Crítica sobre o filme "Manhattan":

Rubens Ewald Filho
Manhattan Por Rubens Ewald Filho
| Data: 28/02/2012

Ultimamente Allen tem declarado que este filme é superestimado e não o considera um de seus melhores trabalhos. Contam mesmo que ele chegou a oferecer fazer um filme de graça para a produtora United se eles concordassem em deixar o filme na prateleira (o que só prova que muitas vezes o autor não é o melhor juiz de sua obra).

Agora numa revisão (a primeira vez que eu vejo o filme inteiro, em geral porque revia apenas as cenas finais, a correria ao som de Gershwin, com um Allen ainda jovem e vital, com menos tiques e a cena da conversa com a Tracy) o filme continua lindo e tocante. Em particular na nitidez do Blu-ray pode-se saborear o esplendor da fotografia em preto e branco do mestre Gordon Willis (ganhou Oscar especial há pouco tempo da Academia), que antes era considerada escura demais. Este foi o primeiro filme – e certamente o melhor de Allen em preto e branco (suntuosamente fotografado por Willis, que se dá ao luxo de fazer uma cena no planetário onde vemos apenas os perfis do casal e outra num passeio no Central Park de charrete, onde só se percebe as lanternas do meio de transporte).

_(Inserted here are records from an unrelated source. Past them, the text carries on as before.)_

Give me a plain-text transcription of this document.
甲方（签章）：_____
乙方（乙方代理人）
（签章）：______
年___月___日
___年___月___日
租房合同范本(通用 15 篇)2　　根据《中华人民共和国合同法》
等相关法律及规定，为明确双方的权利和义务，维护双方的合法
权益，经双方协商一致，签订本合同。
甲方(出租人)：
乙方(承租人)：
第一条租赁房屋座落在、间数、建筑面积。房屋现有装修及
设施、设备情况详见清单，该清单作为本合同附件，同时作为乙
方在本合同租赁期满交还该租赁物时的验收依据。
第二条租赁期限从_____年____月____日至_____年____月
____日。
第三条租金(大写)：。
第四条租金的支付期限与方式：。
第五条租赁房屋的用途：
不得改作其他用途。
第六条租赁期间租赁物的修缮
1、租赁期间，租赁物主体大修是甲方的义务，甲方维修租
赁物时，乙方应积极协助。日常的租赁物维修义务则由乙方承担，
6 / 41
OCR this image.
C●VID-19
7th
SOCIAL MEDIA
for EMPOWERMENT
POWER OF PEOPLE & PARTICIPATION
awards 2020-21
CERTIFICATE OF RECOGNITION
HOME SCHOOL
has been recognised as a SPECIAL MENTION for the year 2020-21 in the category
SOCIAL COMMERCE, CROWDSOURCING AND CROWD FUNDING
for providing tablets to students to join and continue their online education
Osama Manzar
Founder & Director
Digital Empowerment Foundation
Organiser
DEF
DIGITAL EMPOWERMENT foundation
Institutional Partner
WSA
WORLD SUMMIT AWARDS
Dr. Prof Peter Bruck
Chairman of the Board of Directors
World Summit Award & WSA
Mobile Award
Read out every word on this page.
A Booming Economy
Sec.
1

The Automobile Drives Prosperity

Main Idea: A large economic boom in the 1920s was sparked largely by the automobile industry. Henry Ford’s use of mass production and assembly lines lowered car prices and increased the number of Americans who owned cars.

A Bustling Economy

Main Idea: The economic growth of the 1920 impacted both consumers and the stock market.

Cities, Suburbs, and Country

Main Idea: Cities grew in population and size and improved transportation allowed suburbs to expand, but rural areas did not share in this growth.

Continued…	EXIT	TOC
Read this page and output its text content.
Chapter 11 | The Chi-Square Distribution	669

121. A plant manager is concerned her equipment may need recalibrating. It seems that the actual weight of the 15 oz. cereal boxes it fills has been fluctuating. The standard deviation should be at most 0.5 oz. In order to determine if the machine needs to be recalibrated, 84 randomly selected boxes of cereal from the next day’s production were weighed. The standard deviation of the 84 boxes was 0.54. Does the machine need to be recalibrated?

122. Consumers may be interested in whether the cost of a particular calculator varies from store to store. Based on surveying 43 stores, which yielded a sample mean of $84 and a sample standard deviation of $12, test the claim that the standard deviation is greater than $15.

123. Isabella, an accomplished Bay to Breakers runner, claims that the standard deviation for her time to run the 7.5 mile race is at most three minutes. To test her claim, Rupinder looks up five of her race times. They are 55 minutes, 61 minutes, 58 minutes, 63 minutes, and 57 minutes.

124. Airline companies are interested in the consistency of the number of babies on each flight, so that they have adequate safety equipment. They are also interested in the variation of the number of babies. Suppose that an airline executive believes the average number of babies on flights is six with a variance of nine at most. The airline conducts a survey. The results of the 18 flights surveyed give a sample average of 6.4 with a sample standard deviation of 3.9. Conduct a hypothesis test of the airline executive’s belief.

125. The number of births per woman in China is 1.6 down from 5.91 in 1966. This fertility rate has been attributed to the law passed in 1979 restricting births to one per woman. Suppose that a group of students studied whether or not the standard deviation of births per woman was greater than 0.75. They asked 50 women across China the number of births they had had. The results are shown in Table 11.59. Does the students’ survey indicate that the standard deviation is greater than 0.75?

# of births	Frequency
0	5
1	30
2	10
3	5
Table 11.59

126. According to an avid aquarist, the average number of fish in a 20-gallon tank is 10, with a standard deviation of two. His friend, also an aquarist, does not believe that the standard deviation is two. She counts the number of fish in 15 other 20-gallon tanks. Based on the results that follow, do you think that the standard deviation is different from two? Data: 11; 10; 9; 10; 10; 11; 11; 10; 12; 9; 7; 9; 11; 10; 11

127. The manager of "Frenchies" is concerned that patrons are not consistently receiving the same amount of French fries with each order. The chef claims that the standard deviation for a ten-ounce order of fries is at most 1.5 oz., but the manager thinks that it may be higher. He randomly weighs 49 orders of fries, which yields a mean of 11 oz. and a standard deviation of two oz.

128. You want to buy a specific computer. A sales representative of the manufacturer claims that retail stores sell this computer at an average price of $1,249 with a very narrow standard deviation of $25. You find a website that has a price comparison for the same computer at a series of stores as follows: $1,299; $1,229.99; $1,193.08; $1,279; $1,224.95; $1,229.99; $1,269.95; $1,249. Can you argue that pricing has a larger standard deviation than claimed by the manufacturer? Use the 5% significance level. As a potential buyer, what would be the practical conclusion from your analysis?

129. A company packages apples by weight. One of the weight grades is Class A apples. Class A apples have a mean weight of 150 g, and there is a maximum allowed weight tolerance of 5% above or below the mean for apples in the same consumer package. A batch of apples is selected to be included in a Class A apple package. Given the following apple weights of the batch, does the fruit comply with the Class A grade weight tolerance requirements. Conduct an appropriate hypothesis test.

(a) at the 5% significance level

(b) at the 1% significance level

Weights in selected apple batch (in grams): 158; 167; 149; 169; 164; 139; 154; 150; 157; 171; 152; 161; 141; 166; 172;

Manhattan foi indicado aos Oscars de roteiro original e coadjuvante (Tracy vivido pela jovem Mariel, neta do escritor Hemingway), ganhou os Baftas de filme e roteiro, César de filme estrangeiro, melhor diretor dos Críticos de Nova York. É uma declaração de amor à Nova York, em particular à ilha de Manhattan, para a qual ele escolheu como fundo musical apenas canções clássicas de Gershwin. É um fato raro que o filme começa sem qualquer letreiro (fora da distribuidora) e vai direto para as imagens da cidade até se ouvir inteira a Rhapsody in Blue, de George Gershwin (1898-1937). Todas as outras canções da trilha musical são também dele em geral em orquestra conduzida pelo maestro Zubhin Metha). As outras obras dele utilizadas no filme são : Love Is Sweeping the Country (1931), Land of the Gay Caballero (1930), Sweet and Low Down (1927), I´ve Got a Crush on You (1930), Do-Do-Do (1926), S´ Wonderful (1927), Oh, Lady Be Good (1924), Strike Up the Band (1927), Embraceable You (1930), Someone to Watch Over Me (1926), He Loves, and She Loves (1927), But Not for Me (1930).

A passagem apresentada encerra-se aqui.